The Yamaha OX99-11 was a sports car project designed by Yamaha's subsidiary Ypsilon Technology and International Automotive Design (IAD) that was supposed to enter production in 1994.

== Background ==
The OX99-11 project was a collaboration between Yamaha and International Automotive Design (IAD), but budget disagreements between the two parties led the project to be handed to Yamaha's subsidiary, Ypsilon Technology.
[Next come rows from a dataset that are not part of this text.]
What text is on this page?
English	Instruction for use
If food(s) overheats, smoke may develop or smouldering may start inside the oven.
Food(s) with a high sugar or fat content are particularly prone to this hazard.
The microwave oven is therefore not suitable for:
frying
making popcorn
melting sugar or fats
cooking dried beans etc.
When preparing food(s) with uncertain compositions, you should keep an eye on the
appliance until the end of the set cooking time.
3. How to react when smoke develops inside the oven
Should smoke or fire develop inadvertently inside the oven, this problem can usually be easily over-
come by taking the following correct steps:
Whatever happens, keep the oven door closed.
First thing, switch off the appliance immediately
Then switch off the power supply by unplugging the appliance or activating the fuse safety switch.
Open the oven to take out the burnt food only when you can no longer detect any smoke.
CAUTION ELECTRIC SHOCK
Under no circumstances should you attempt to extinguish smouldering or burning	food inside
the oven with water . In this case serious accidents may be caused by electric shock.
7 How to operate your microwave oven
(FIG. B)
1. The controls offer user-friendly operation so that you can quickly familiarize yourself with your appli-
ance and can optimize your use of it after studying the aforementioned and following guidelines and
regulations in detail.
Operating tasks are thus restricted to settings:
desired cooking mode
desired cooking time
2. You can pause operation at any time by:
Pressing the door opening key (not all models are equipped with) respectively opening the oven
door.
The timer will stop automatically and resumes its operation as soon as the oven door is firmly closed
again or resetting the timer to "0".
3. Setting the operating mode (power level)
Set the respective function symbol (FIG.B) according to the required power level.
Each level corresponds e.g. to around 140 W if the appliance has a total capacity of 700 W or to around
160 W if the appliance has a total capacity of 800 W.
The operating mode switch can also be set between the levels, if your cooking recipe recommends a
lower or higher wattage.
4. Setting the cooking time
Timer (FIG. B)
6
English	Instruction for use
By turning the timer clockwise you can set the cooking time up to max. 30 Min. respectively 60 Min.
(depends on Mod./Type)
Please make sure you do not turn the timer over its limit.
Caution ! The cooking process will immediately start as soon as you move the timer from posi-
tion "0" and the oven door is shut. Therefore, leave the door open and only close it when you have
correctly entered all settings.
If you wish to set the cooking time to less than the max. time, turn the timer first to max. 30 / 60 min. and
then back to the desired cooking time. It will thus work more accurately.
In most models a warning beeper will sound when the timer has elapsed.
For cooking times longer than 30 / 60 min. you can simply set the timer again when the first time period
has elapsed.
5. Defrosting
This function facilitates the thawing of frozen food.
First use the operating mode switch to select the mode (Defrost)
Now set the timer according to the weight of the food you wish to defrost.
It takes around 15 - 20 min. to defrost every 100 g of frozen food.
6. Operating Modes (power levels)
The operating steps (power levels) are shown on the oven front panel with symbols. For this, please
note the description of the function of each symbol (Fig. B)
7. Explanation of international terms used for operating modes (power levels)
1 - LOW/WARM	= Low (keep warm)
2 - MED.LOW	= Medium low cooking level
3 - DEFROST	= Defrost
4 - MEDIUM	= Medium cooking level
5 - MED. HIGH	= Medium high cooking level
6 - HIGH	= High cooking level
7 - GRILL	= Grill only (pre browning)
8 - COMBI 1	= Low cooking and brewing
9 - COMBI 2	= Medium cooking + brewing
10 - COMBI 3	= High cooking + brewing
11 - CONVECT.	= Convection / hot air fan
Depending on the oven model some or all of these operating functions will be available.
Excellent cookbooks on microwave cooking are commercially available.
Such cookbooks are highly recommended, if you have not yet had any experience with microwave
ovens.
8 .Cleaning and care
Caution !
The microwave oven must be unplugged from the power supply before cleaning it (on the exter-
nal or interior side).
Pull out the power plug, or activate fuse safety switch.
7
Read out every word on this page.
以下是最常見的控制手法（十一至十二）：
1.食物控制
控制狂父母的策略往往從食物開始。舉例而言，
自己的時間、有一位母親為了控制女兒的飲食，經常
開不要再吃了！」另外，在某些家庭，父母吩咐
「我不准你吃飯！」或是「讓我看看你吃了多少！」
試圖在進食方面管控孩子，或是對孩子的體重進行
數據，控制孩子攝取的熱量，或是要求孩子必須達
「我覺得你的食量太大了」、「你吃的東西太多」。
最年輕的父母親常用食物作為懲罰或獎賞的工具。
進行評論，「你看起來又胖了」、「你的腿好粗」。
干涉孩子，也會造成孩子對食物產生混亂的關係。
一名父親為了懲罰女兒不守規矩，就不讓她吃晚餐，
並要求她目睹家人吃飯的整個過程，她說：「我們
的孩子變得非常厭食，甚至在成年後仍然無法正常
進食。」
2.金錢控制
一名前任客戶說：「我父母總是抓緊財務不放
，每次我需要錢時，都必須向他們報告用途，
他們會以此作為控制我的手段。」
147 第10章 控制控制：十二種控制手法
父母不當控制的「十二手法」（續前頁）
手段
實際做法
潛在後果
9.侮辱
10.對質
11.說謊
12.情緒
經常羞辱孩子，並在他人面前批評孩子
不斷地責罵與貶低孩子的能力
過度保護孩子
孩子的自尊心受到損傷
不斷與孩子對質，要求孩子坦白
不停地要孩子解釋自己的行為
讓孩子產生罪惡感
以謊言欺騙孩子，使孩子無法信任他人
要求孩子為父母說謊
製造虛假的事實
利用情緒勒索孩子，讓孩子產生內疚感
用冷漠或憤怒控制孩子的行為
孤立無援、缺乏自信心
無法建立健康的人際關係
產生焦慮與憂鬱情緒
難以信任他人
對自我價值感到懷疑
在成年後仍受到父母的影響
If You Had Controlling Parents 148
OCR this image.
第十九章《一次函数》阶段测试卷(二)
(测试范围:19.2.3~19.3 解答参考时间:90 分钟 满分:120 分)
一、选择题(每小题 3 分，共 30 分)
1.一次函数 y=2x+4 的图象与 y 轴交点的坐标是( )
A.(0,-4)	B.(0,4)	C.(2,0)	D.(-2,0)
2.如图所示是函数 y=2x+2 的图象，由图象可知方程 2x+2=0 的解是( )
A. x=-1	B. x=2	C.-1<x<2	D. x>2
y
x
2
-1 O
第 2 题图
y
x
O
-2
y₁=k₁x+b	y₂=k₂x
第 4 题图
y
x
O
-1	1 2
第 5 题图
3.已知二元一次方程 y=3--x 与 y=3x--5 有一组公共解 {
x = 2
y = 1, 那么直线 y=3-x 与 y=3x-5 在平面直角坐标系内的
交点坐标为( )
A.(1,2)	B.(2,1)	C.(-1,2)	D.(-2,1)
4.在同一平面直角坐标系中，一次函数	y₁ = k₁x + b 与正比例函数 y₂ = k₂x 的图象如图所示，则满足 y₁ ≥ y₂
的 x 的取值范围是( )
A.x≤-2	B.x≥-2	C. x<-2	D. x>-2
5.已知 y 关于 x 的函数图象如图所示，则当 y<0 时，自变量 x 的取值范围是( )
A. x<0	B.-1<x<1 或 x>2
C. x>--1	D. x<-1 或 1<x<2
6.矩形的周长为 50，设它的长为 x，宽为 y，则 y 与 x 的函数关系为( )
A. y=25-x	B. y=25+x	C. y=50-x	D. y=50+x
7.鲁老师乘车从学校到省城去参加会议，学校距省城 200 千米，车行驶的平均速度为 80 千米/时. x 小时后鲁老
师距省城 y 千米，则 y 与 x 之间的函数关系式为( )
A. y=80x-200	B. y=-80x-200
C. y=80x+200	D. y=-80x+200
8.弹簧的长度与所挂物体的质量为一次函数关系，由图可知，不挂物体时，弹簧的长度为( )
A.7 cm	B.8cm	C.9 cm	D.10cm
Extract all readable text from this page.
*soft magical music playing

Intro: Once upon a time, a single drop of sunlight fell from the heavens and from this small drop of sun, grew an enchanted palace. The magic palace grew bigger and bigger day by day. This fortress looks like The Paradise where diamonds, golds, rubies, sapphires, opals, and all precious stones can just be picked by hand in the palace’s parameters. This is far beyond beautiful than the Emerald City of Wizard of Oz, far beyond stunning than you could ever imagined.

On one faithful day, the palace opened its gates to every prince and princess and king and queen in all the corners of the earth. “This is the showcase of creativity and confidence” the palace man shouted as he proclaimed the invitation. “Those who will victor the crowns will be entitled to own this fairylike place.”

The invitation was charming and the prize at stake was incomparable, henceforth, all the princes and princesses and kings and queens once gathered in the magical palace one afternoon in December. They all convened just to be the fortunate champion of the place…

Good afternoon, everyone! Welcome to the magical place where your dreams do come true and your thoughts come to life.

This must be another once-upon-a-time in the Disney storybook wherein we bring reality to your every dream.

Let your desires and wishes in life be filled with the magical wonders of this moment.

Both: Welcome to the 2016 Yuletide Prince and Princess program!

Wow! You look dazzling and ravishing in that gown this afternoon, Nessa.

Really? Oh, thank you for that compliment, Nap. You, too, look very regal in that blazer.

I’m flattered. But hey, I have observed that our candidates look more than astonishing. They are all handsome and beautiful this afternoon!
It was aimed to bring Formula One technology to the road.

== Design and technical ==
The OX99-11 was built on a carbon fiber monocoque chassis with hand-beaten aluminium panels for the bodywork, including the central driver's and a passenger seat positioned behind.

The OX99-11 was powered by a 3.5L V12 engine derived from Yamaha's Formula One engine detuned to 400 hp @ 10,000 rpm, longitudinally mounted with a 6-speed manual transmission.

== Cancellation and demise ==
The global economic recession of the early 1990s led to significant challenges to the project. High costs ($800,000 to $1,000,000 per unit) a six month build time resulted in delays and financial struggles, and finally the cancellation of the project.

One of the known prototypes was located at Iwata, Shizouka at Yamaha Motor Company's Communication Plaza while the other two are in private hands.